Wat vindt de voorvechter van de wetswijziging in ons land daarvan?
Jean-Jacques De Gucht: ‘Dat is goed, hé. Ik hoop dat het zo blijft. Ik bedoel, ik hoop dat heel weinig jongeren in een situatie belanden waarin ze die moeilijke keuze moeten maken.’
Toont dit aan dat de wetswijziging overbodig was?

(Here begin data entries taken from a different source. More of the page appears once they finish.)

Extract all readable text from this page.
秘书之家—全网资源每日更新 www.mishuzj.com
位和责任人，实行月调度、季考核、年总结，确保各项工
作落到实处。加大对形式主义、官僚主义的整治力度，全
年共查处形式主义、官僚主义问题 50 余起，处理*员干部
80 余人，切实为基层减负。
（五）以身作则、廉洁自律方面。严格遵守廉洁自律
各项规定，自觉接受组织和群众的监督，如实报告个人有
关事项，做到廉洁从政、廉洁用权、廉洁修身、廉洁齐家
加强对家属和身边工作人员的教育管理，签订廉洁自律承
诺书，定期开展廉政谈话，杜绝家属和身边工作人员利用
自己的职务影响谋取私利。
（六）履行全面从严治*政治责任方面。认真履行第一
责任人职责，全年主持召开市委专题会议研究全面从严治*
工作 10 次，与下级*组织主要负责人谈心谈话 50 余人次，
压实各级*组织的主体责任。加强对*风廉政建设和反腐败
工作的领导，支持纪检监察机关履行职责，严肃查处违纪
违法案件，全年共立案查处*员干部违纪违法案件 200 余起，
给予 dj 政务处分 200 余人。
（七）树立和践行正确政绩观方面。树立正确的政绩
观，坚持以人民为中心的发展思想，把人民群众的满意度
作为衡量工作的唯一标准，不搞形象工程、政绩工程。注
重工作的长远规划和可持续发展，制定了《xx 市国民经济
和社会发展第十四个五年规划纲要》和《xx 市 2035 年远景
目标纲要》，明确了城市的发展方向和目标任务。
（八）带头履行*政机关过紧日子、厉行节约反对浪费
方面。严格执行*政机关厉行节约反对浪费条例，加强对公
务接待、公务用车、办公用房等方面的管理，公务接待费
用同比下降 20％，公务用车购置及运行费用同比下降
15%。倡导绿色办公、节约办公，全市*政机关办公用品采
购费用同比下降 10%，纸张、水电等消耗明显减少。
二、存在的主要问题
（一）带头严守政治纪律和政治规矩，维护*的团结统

De Gucht: ‘Nee hoor. Het gaat niet om de aantallen. Het gaat om de keuzemogelijkheid en de gemoedsrust die daarop volgt. Overigens hebben wij in de aanloop naar de wetswijziging artsen in de commissie horen getuigen dat ze al euthanasie bij jongeren hadden toegepast, terwijl het nog niet mocht. Een verruiming van de wet naar minderjarigen was dus wel degelijk nodig. Ik vind zelfs dat we de wet nog meer moeten aanpassen.’
In welke zin?
De Gucht: ‘Er is controle nodig op palliatieve sedatie. We moeten ook die praktijk registreren. Te vaak nog wordt dit naar voren geschoven als alternatief voor euthanasie. En dat is het niet. Sedatie is goed als het een bewuste keuze is van de patiënt. In sommige voorzieningen wordt het aangeboden als antwoord op de vraag naar euthanasie. Dat is niet aanvaardbaar. Er is nog steeds niet in elk ziekenhuis en elk woonzorgcentrum ruimte voor de vraag naar euthanasie, zoals de rechtzaak aantoont die deze week begonnen is tegen een woonzorgcentrum uit Diest.’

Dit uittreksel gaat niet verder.